When you are calling a cell phone in the United States from overseas, do not keep talking for five minutes after they tell you it’s too early, or that they’re busy, or that they don’t want to talk to you on the phone right now, or that they don’t want to talk to you at all. Be polite, be brief. Do not just keep talking. Many cell phone owners in the United States have to pay. Further, do not say, “Oh, you have to pay?! In my country, only the caller has to pay. I was unfamiliar with this system! Do you think….” and so on for a very long time.
When you are speaking via telephone with somebody who has expressed a negative opinion of your organization on their personal blog, do not offer to send free books or magazines or stuff like that to them. If you want to promote your organization, do so by promoting the organization. If you want to interact with the electronic community, act electronically. Do not cross boundaries of media unless you know those boundaries should be crossed.

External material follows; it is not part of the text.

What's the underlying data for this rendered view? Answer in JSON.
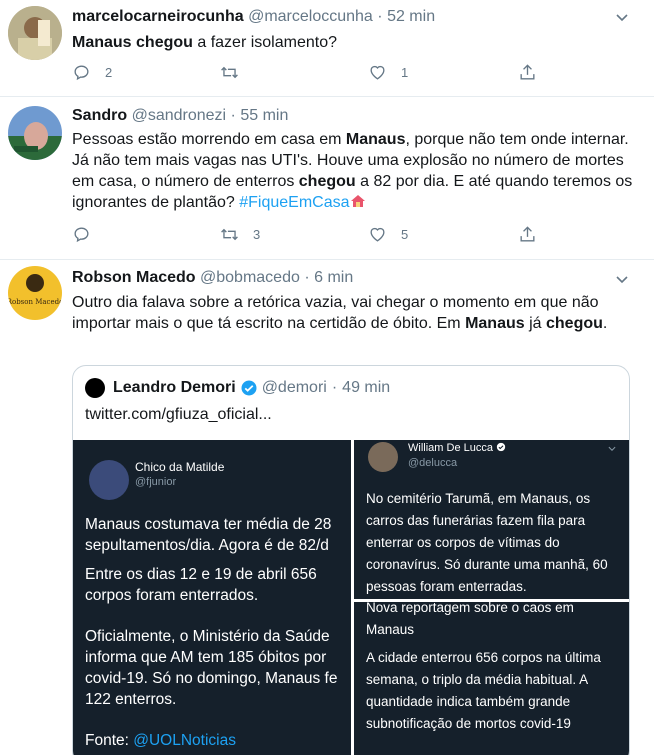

In particular, when you are speaking with somebody who has expressed an explicit negative opinion of the Academy in general, or of the Military-Academic Publishing Complex, or who is known in his social circles for constantly pointing out the undeserved social and cultural privilege of the scholar class, do not pointedly ask if he is a student, or has a Ph.D., or if not that then what? Is he just a consultant now?
Finally. If you are tempted to repeat any of these actions after having been advised not to by your correspondent, do not expect the privilege of a calm, thoughtful response.
People can get bored with that sort of thing very quickly.